Although our study is underpowered to permit strong conclusions regarding the impact of empiric antibiotic therapy on outcome, it illustrates that empiric antibiotic therapy is frequently inadequate, and that antibiotics are commonly continued indiscriminately in ICU patients with suspected infection. Although much attention has focused on the risks of under-use of antibiotics for patients with culture proven infection [1620], culture results are difficult to predict at the bedside [33, 37, 38], and as this study illustrates, are more likely to be negative or non-contributory in the critically ill patient with suspected nosocomial infection. The occurrence of culture documented nosocomial infection is relatively rare compared with the frequency of empiric antibiotic prescription.

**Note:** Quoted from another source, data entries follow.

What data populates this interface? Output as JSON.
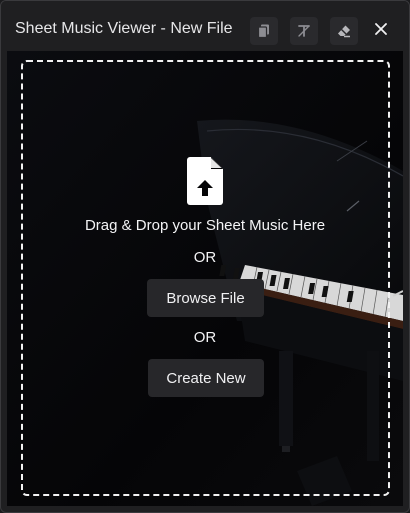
{
  "window": {
    "title": "Sheet Music Viewer - New File"
  },
  "toolbar": {
    "buttons": [
      {
        "icon": "copy-icon"
      },
      {
        "icon": "clear-formatting-icon"
      },
      {
        "icon": "eraser-icon"
      }
    ],
    "close_icon": "close-icon"
  },
  "dropzone": {
    "icon": "file-upload-icon",
    "drop_text": "Drag & Drop your Sheet Music Here",
    "or_1": "OR",
    "browse_label": "Browse File",
    "or_2": "OR",
    "create_label": "Create New"
  },
  "colors": {
    "window_bg": "#1f1f21",
    "content_bg": "#050507",
    "button_bg": "#27272a",
    "text": "#f4f4f6",
    "dashed_border": "#f2f2f2"
  }
}
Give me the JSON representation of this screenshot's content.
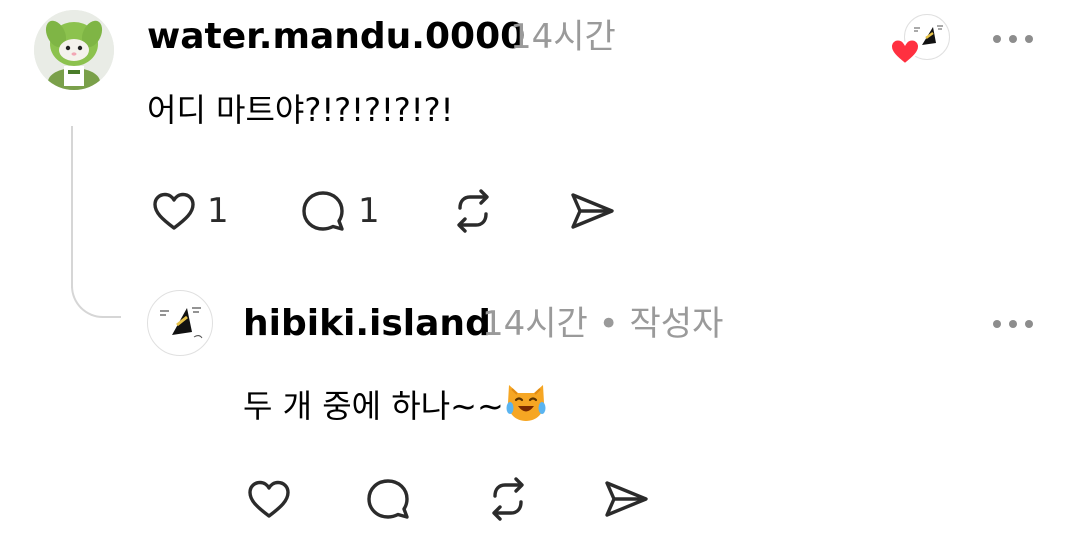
{
  "comment": {
    "username": "water.mandu.0000",
    "time": "14시간",
    "text": "어디 마트야?!?!?!?!?!",
    "liked_by_author": true,
    "actions": {
      "like_count": "1",
      "reply_count": "1"
    }
  },
  "reply": {
    "username": "hibiki.island",
    "time": "14시간",
    "separator": "•",
    "author_label": "작성자",
    "text": "두 개 중에 하나~~",
    "emoji": "cat-face-with-tears-of-joy"
  },
  "icons": {
    "like": "heart-icon",
    "comment": "comment-bubble-icon",
    "repost": "repost-icon",
    "share": "send-icon",
    "more": "more-dots-icon"
  },
  "colors": {
    "meta_gray": "#9a9a9a",
    "heart_red": "#ff3040",
    "avatar_green": "#7fb545",
    "icon_dark": "#2b2b2b"
  }
}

Cohort studies such as this one suffer from inherent weaknesses that preclude valid assumptions of causality. Differing hospitals may treat significantly different patient populations, and face local differences in the rate and microbiology of nosocomial infection. Patients are only examined at one time point and all potentially known and unknown confounding variables cannot be controlled for. For example, antibiotic use before and after the study period was not recorded, and was not controlled for in the analysis. Although it may be assumed that there is consistency in the manner antibiotics are prescribed over an individual patient's stay in the ICU, numerous ICU physicians with potentially different prescribing practices may be involved in the care of a given patient [39]. This factor has not been measured, controlled for, or discussed in previous observational studies evaluating antibiotic use in the ICU. Our process of adjudicating episodes of infection was rigorous, but such rigor may have excluded patients who were truly infected but failed to meet our diagnostic criteria (for example, because of the confounding effects of antibiotics at time of culturing or missing data).

Conclusion

In conclusion, we show that nosocomial ICU-acquired infection is suspected much more frequently than it is confirmed, and that empiric antibiotics are prescribed frequently, and commonly continued even when microbiological confirmation of infection is lacking. Although many patients with infection receive inadequate therapy, we found no evidence that patients who receive more antibiotics do better. On the contrary, our findings suggest that prolonged administration of empiric therapy may be associated with adverse consequences. The inherent risks of ongoing empiric therapy, and the reluctance of clinicians to discontinue antibiotics once initiated, suggest that a more rigorous evaluation of empiric therapy is warranted.